Mark Metcalfe/Getty ImagesA prospective buyer bids during the auction of a home in Sydney.

Sydney and Melbourne auctions have kept up their post-election energy but low auction volumes are likely to weaken the market pulse while house prices are still largely flat.

This is the second month of a steady lift in housing activity since the federal election and Sydney posted a preliminary clearance rate of 67.1 per cent and Melbourne, 69.7 per cent, according to Corelogic.

After adjusting for auction withdrawals and other slippages, final numbers could sit in the low 60s for both cities, property watchers say.

“The overall picture is still firm, clearance rates landing in the mid-60s across both markets and ‘withdrawal adjusted’ rates a bit firmer still in the case of Sydney,” Westpac said on Friday.
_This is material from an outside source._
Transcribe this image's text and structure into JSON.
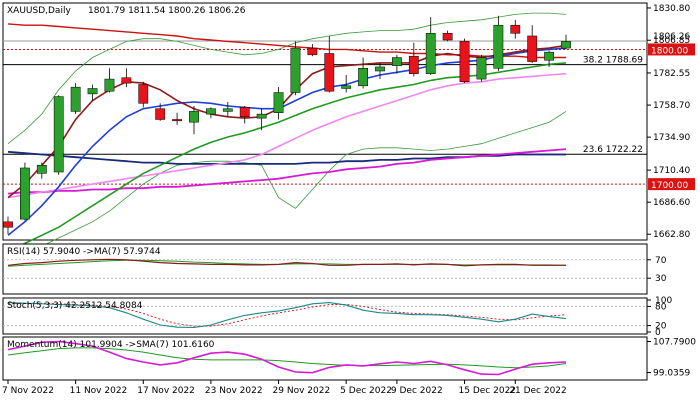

“Daily price data is also coming in a bit firmer with prices about steady in both markets over the month to date compared to 0.3 to 0.9 per cent a month range over the previous three months.”

On Saturday, there was strong foot traffic at some open houses in Sydney’s inner west despite the cold. A tiny two-bedroom “quaint terrace” with a steep staircase on Gibbes Street in Newtown was standing room only. Its location among cafes and restaurants and affordable price guide at around $850,000 to $900,000 were its drawcards.

In Melbourne, 644 auctions were held compared to a 941 last year, Corelogic said. Sydney had 551 auctions compared to 641 auctions held at the same time last year.

Last week, the final national auction clearance rate was 61.8 per cent, the highest final clearance rate since May last year. Over the same week last year, the auction activity was higher with 1849 homes taken to auction, returning a clearance rate of 55.5 per cent.

The inner city areas of Sydney, including the eastern suburbs, were the best performers, while auctions in Parramatta in the west and Sutherland in the south didn’t do as well.

The same phenomenon was observed in Melbourne, with all inner city auctions selling well while weaker conditions prevailed in north east and outer east Melbourne and the Mornington Peninsula.